Similarly, respondents who had always used a condom with their partner were 11 times more likely to disclose their HIV-seropositive status to their partner promptly as compared to those who had never used a condom. This may be due to the fact that using condoms regularly is safe for partners and as far as the partner was not put at risk of getting HIV-positive, disclosing may not be frustrating so that the one who disclose may not feel guilt. The finding was in line with studies conducted in Addis Ababa [24].

4.1. Limitation and Strength of the Study

As far as a cross-sectional study is a snapshot, respondents were expected to remember information retrospectively at that moment. Recall and interviewer bias were the potential limitations of this study. However, several scientific procedures have been employed to minimize the possible effects. To reduce the recall bias, for instance, only about the recent partner was asked for the respondents frequently changed their partner. The study was also cost-effective and versatile.
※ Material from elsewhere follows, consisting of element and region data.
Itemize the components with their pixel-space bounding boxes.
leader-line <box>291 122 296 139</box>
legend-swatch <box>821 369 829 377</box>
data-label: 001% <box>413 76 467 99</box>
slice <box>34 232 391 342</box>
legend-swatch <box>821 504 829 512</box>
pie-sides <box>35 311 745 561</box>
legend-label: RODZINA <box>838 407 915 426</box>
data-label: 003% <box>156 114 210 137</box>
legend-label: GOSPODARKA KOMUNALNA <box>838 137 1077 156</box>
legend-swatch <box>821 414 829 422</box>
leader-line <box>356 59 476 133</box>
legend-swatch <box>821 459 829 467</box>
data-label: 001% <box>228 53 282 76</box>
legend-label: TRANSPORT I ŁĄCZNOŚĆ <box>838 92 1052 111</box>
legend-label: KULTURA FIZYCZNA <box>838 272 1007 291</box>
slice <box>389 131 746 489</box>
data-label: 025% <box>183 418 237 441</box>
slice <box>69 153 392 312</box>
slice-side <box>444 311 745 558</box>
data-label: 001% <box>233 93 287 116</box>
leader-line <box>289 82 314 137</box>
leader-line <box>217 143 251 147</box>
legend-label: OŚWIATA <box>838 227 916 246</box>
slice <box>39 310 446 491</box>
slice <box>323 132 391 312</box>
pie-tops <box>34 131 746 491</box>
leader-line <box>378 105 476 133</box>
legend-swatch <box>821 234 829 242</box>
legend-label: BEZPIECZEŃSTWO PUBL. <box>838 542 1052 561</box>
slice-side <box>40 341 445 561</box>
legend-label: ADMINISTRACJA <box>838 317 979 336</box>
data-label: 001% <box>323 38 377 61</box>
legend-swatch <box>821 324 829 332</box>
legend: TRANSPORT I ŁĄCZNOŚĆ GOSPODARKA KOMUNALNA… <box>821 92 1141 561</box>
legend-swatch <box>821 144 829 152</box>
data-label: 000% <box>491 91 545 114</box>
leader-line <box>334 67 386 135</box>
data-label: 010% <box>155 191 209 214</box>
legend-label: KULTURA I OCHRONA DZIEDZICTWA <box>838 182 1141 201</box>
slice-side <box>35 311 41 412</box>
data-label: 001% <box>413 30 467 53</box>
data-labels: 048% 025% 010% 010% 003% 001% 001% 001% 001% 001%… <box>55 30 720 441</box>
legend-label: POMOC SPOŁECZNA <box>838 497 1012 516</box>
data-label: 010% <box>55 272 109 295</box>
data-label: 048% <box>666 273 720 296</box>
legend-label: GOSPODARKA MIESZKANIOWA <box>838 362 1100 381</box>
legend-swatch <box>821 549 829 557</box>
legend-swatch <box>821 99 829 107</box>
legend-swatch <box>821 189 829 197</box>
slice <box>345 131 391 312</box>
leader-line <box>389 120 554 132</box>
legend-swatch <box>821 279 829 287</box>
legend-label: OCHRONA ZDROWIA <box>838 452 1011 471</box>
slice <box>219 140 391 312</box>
5. Conclusion and Recommendation

The proportion of prompt disclosure of HIV seropositive status to partners was low as compared to the overall partner disclosure rate of the national target of the country. Being in marriage, having less than 24-months duration on treatment, discouraging response of partner about the test, knowing serostatus of one’s partner, and using a condom always with a partner were identified as predictors of prompt HIV-seropositive status disclosure to partner. Thus, counsellors and respective health care providers in collaboration with concerned stakeholders should focus on treatment adherence, partner testing, regular condom use, and partners’ open discussion so that they in turn affect the prompt serostatus disclosure among partners.

Abbreviations

HIV:Human immunodeficiency virus
PrEP:Pre-exposure prophylaxis
HAART:Highly active antiretroviral therapy.

Data Availability

Full data for this research are available through the corresponding author upon request.

Ethical Approval

The proposal of this study was approved by the Ethics Review Committee of the College of Medicine and Health Sciences, Ambo University (ref: CMHS-ERC: 035/12). Then, the ethical clearance letter was obtained from the college and submitted to the Holeta Town Administration Health Office for permission to undertake the study. Moreover, the study participants were not identified for confidentiality reasons.
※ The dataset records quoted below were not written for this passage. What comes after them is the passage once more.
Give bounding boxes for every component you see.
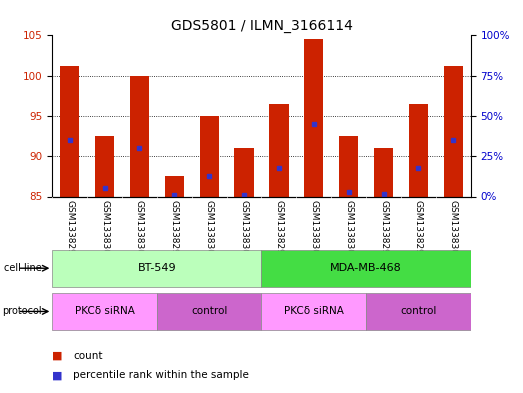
Text: PKCδ siRNA: PKCδ siRNA bbox=[284, 307, 344, 316]
Text: GSM1338301: GSM1338301 bbox=[204, 200, 214, 261]
Bar bbox=[234, 148, 254, 196]
Bar bbox=[157, 293, 262, 330]
Bar bbox=[52, 293, 157, 330]
Text: control: control bbox=[400, 307, 437, 316]
Bar bbox=[374, 148, 393, 196]
Text: GSM1338300: GSM1338300 bbox=[309, 200, 319, 261]
Bar bbox=[262, 293, 366, 330]
Text: ■: ■ bbox=[52, 370, 63, 380]
Text: BT-549: BT-549 bbox=[138, 263, 176, 273]
Text: GSM1338298: GSM1338298 bbox=[65, 200, 74, 261]
Text: PKCδ siRNA: PKCδ siRNA bbox=[75, 307, 134, 316]
Bar bbox=[339, 136, 358, 196]
Text: MDA-MB-468: MDA-MB-468 bbox=[330, 263, 402, 273]
Text: ■: ■ bbox=[52, 351, 63, 361]
Text: GSM1338302: GSM1338302 bbox=[100, 200, 109, 261]
Bar bbox=[366, 293, 471, 330]
Bar bbox=[130, 75, 149, 196]
Text: percentile rank within the sample: percentile rank within the sample bbox=[73, 370, 249, 380]
Text: GSM1338299: GSM1338299 bbox=[414, 200, 423, 261]
Text: GSM1338303: GSM1338303 bbox=[449, 200, 458, 261]
Bar bbox=[409, 104, 428, 196]
Bar bbox=[269, 104, 289, 196]
Text: GSM1338304: GSM1338304 bbox=[344, 200, 353, 261]
Title: GDS5801 / ILMN_3166114: GDS5801 / ILMN_3166114 bbox=[170, 19, 353, 33]
Bar bbox=[52, 250, 262, 287]
Text: GSM1338296: GSM1338296 bbox=[275, 200, 283, 261]
Bar bbox=[200, 116, 219, 196]
Text: GSM1338297: GSM1338297 bbox=[170, 200, 179, 261]
Text: GSM1338306: GSM1338306 bbox=[135, 200, 144, 261]
Text: cell line: cell line bbox=[4, 263, 42, 273]
Text: GSM1338305: GSM1338305 bbox=[240, 200, 248, 261]
Text: protocol: protocol bbox=[2, 307, 42, 316]
Bar bbox=[444, 66, 463, 196]
Text: count: count bbox=[73, 351, 103, 361]
Bar bbox=[60, 66, 79, 196]
Bar bbox=[304, 39, 323, 197]
Bar bbox=[95, 136, 114, 196]
Bar bbox=[165, 176, 184, 196]
Text: control: control bbox=[191, 307, 228, 316]
Bar bbox=[262, 250, 471, 287]
Text: GSM1338295: GSM1338295 bbox=[379, 200, 388, 261]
Verbal informed consent was obtained from all study participants before the interview since the study presents no more than minimal risk of harm to subjects and involves no procedures as well as significant number of our study participants cannot read and write to provide written informed consent.

Conflicts of Interest

The authors declare that they have no conflicts of interest.

Authors’ Contributions

GK and AD conceptualized the study, searched the literature, trained field researchers for data collection, and wrote the results and discussion sections. TK and TG contributed to the design of the study, data interpretation, and took part in the analysis. DB has critically reviewed the result and prepared the manuscript for publication. Finally, all authors have proofread the final manuscript.

Acknowledgments

The authors thank all the study participants for their cooperation in providing the necessary information. The authors also thank the research assistants who participated in data collection and supervision during this study.